The world treated her hit “Rehab” as an anthem of rebellion, singing it back with a positive energy that matched the tempo, and refusing to notice the troubling subtext that whispered a story of denial and a lack of support. Asif Kapadia’s documentary reveals information deeper into these stories, of how her management and family weren’t able to give her the support she needed and her father didn’t see the need for her going to rehab.
Paparazzi take to celebrities like flies take to carcasses and Amy Winehouse was a corpse they fed from far too often. Each tiny fall from grace was broadcast across our tabloids and plastered the front pages of every Internet feed, their footage feeding the reports that we as an audience consumed, and we indulged in the media’s obsession with a falling star. It’s difficult to imagine that such predatory behaviour, such an invasion of privacy, is legal.
The tabloids were not the only media outlet to sink their teeth into Winehouse, the documentary highlights some of the ways in which respected personalities publicly ridiculed the singer.

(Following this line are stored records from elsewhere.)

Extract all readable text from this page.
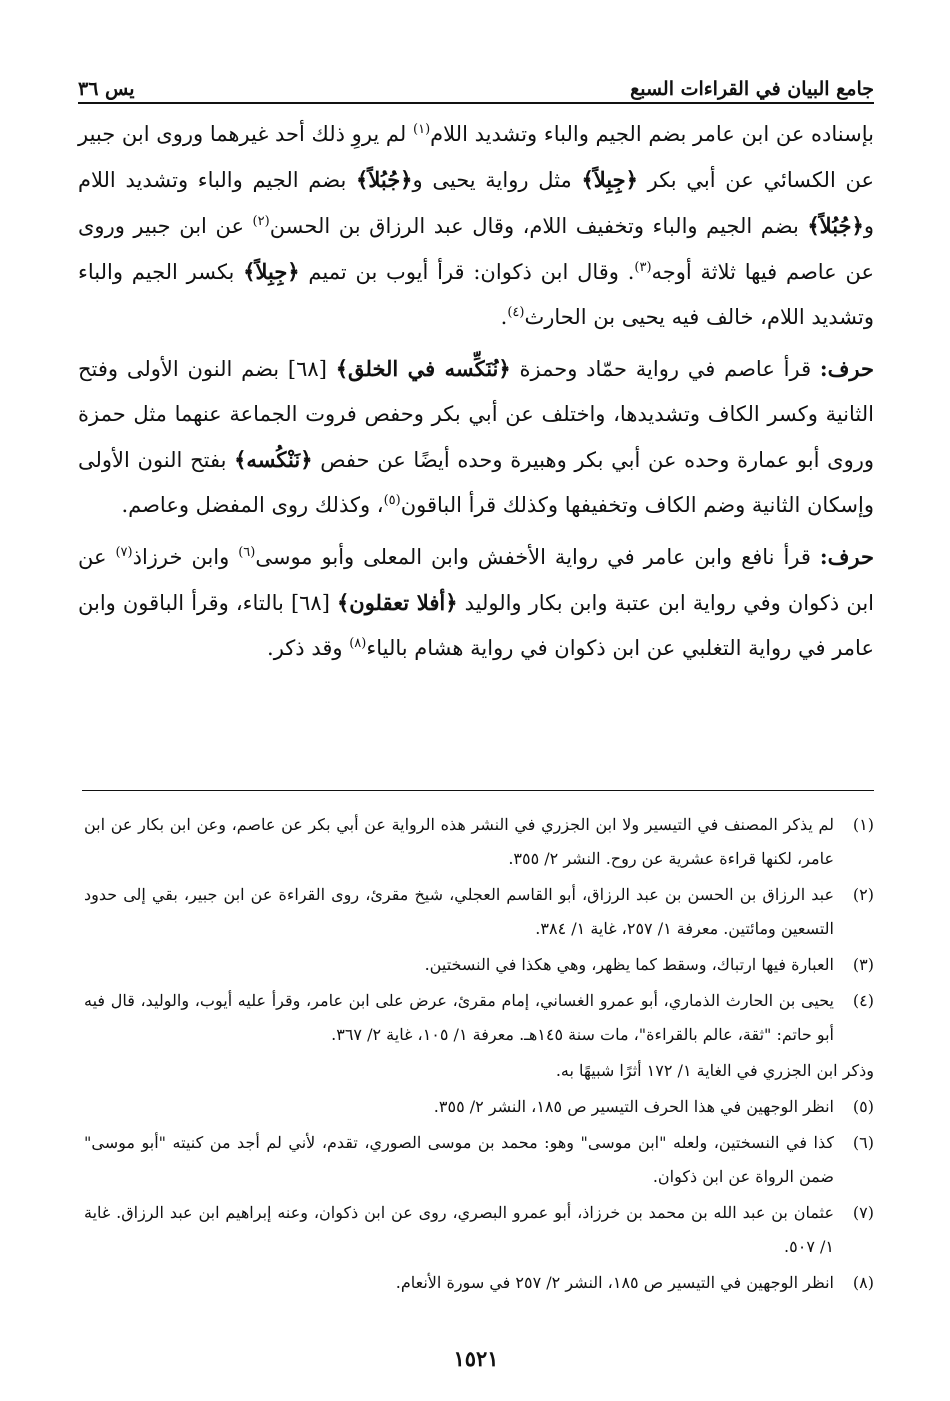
جامع البيان في القراءات السبع
يس ٣٦

بإسناده عن ابن عامر بضم الجيم والباء وتشديد اللام$^{(١)}$ لم يروِ ذلك أحد غيرهما وروى ابن جبير عن الكسائي عن أبي بكر ﴿جِبِلاً﴾ مثل رواية يحيى و﴿جُبُلاً﴾ بضم الجيم والباء وتشديد اللام و﴿جُبُلاً﴾ بضم الجيم والباء وتخفيف اللام، وقال عبد الرزاق بن الحسن$^{(٢)}$ عن ابن جبير وروى عن عاصم فيها ثلاثة أوجه$^{(٣)}$. وقال ابن ذكوان: قرأ أيوب بن تميم ﴿جِبِلاً﴾ بكسر الجيم والباء وتشديد اللام، خالف فيه يحيى بن الحارث$^{(٤)}$.

حرف: قرأ عاصم في رواية حمّاد وحمزة ﴿نُنَكِّسه في الخلق﴾ [٦٨] بضم النون الأولى وفتح الثانية وكسر الكاف وتشديدها، واختلف عن أبي بكر وحفص فروت الجماعة عنهما مثل حمزة وروى أبو عمارة وحده عن أبي بكر وهبيرة وحده أيضًا عن حفص ﴿نَنْكُسه﴾ بفتح النون الأولى وإسكان الثانية وضم الكاف وتخفيفها وكذلك قرأ الباقون$^{(٥)}$، وكذلك روى المفضل وعاصم.

حرف: قرأ نافع وابن عامر في رواية الأخفش وابن المعلى وأبو موسى$^{(٦)}$ وابن خرزاذ$^{(٧)}$ عن ابن ذكوان وفي رواية ابن عتبة وابن بكار والوليد ﴿أفلا تعقلون﴾ [٦٨] بالتاء، وقرأ الباقون وابن عامر في رواية التغلبي عن ابن ذكوان في رواية هشام بالياء$^{(٨)}$ وقد ذكر.

(١)
لم يذكر المصنف في التيسير ولا ابن الجزري في النشر هذه الرواية عن أبي بكر عن عاصم، وعن ابن بكار عن ابن عامر، لكنها قراءة عشرية عن روح. النشر ٢/ ٣٥٥.
(٢)
عبد الرزاق بن الحسن بن عبد الرزاق، أبو القاسم العجلي، شيخ مقرئ، روى القراءة عن ابن جبير، بقي إلى حدود التسعين ومائتين. معرفة ١/ ٢٥٧، غاية ١/ ٣٨٤.
(٣)
العبارة فيها ارتباك، وسقط كما يظهر، وهي هكذا في النسختين.
(٤)
يحيى بن الحارث الذماري، أبو عمرو الغساني، إمام مقرئ، عرض على ابن عامر، وقرأ عليه أيوب، والوليد، قال فيه أبو حاتم: "ثقة، عالم بالقراءة"، مات سنة ١٤٥هـ. معرفة ١/ ١٠٥، غاية ٢/ ٣٦٧.
وذكر ابن الجزري في الغاية ١/ ١٧٢ أثرًا شبيهًا به.
(٥)
انظر الوجهين في هذا الحرف التيسير ص ١٨٥، النشر ٢/ ٣٥٥.
(٦)
كذا في النسختين، ولعله "ابن موسى" وهو: محمد بن موسى الصوري، تقدم، لأني لم أجد من كنيته "أبو موسى" ضمن الرواة عن ابن ذكوان.
(٧)
عثمان بن عبد الله بن محمد بن خرزاذ، أبو عمرو البصري، روى عن ابن ذكوان، وعنه إبراهيم ابن عبد الرزاق. غاية ١/ ٥٠٧.
(٨)
انظر الوجهين في التيسير ص ١٨٥، النشر ٢/ ٢٥٧ في سورة الأنعام.
١٥٢١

The treatment of Amy Winehouse in the media, and even, to an extent, the way that she is portrayed within the documentary, has caused an uproar in the way that females are represented within the media, especially in regards to substance abuse and post-death. It raises the issue, yet again, regarding gender roles – women are expected to maintain composure and class and are ridiculed by the media the moment that they fail to meet these expectations. Presented as “embarrassing train wrecks”, women are portrayed as trashy and deserving of any punishment that they might receive yet men who succumb to alcohol or drugs are seen as normal.
Montage of Heck is a prime comparative. The documentary about Kurt Cobain, whilst it touches on his drug use, dedicates most of the narrative to his development as an artist and the depth of the person he was whereas Winehouse’s musical influences are only just touched upon with Amy, with the majority of the film focused on her decline.
One of the saddest parts of Winehouse’s story is almost the fact that she was a person who didn’t want fame. She knew that it was poison and all she wanted to do was play her music in front of crowds of people she knew would appreciate it, in pubs and jazz clubs. At the end of Amy, Andrew Morris – Winehouse’s bodyguard – recalls some of Amy’s words on the last night of her life: “If I could give it back just to walk down that street with no hassle, I would.”